Aos 100 anos, a ucraniana Anastasia Gulej carrega uma trajetória que atravessa alguns dos períodos mais sombrios do século 20 e do início do século 21. Nascida em uma região marcada por conflitos constantes, ela sobreviveu às repressões do regime de Joseph Stalin, ao Holocausto e, mais recentemente, à guerra provocada pela invasão russa durante o governo de Vladimir Putin.
A história de Anastasia não é apenas um relato de sofrimento. É também um testemunho de resistência, fé e adaptação diante de cenários extremos que moldaram gerações inteiras no Leste Europeu.
Infância marcada por repressão e deportações
Durante a juventude, Anastasia viveu sob o domínio soviético, período em que milhões de ucranianos foram vítimas de perseguições políticas, fome forçada e deportações. As políticas do regime de Stalin atingiram famílias inteiras, muitas vezes separadas à força.

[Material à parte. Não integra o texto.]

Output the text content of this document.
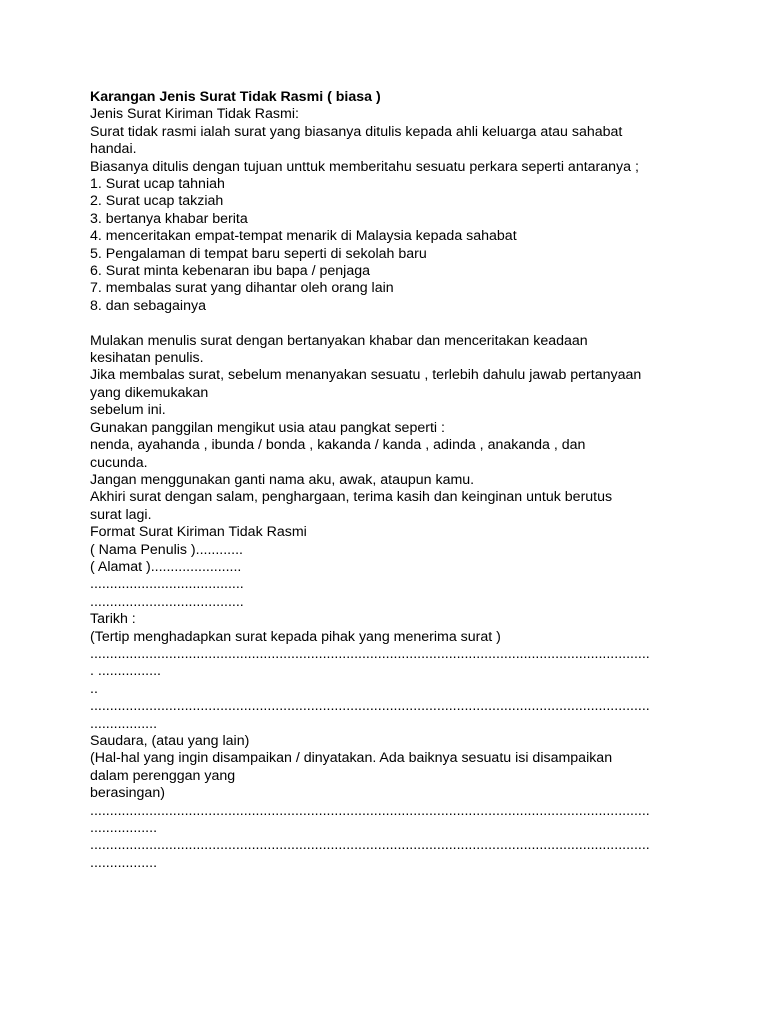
Karangan Jenis Surat Tidak Rasmi ( biasa )
Jenis Surat Kiriman Tidak Rasmi:
Surat tidak rasmi ialah surat yang biasanya ditulis kepada ahli keluarga atau sahabat
handai.
Biasanya ditulis dengan tujuan unttuk memberitahu sesuatu perkara seperti antaranya ;
1. Surat ucap tahniah
2. Surat ucap takziah
3. bertanya khabar berita
4. menceritakan empat-tempat menarik di Malaysia kepada sahabat
5. Pengalaman di tempat baru seperti di sekolah baru
6. Surat minta kebenaran ibu bapa / penjaga
7. membalas surat yang dihantar oleh orang lain
8. dan sebagainya
Mulakan menulis surat dengan bertanyakan khabar dan menceritakan keadaan
kesihatan penulis.
Jika membalas surat, sebelum menanyakan sesuatu , terlebih dahulu jawab pertanyaan
yang dikemukakan
sebelum ini.
Gunakan panggilan mengikut usia atau pangkat seperti :
nenda, ayahanda , ibunda / bonda , kakanda / kanda , adinda , anakanda , dan
cucunda.
Jangan menggunakan ganti nama aku, awak, ataupun kamu.
Akhiri surat dengan salam, penghargaan, terima kasih dan keinginan untuk berutus
surat lagi.
Format Surat Kiriman Tidak Rasmi
( Nama Penulis )............
( Alamat ).......................
.......................................
.......................................
Tarikh :
(Tertip menghadapkan surat kepada pihak yang menerima surat )
..............................................................................................................................................
. ................
..
..............................................................................................................................................
.................
Saudara, (atau yang lain)
(Hal-hal yang ingin disampaikan / dinyatakan. Ada baiknya sesuatu isi disampaikan
dalam perenggan yang
berasingan)
..............................................................................................................................................
.................
..............................................................................................................................................
.................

Ela relembra deslocamentos compulsórios e a perda de parentes próximos. Mesmo sem compreender totalmente as razões políticas da época, sentiu cedo o peso da repressão estatal sobre a vida cotidiana.
O Holocausto e a luta diária pela sobrevivência
Com a chegada da Segunda Guerra Mundial, a situação se agravou. A Ucrânia foi ocupada por forças nazistas, e Anastasia acabou enfrentando o horror dos campos de concentração. A escassez de alimentos, o medo constante e a violência faziam parte da rotina.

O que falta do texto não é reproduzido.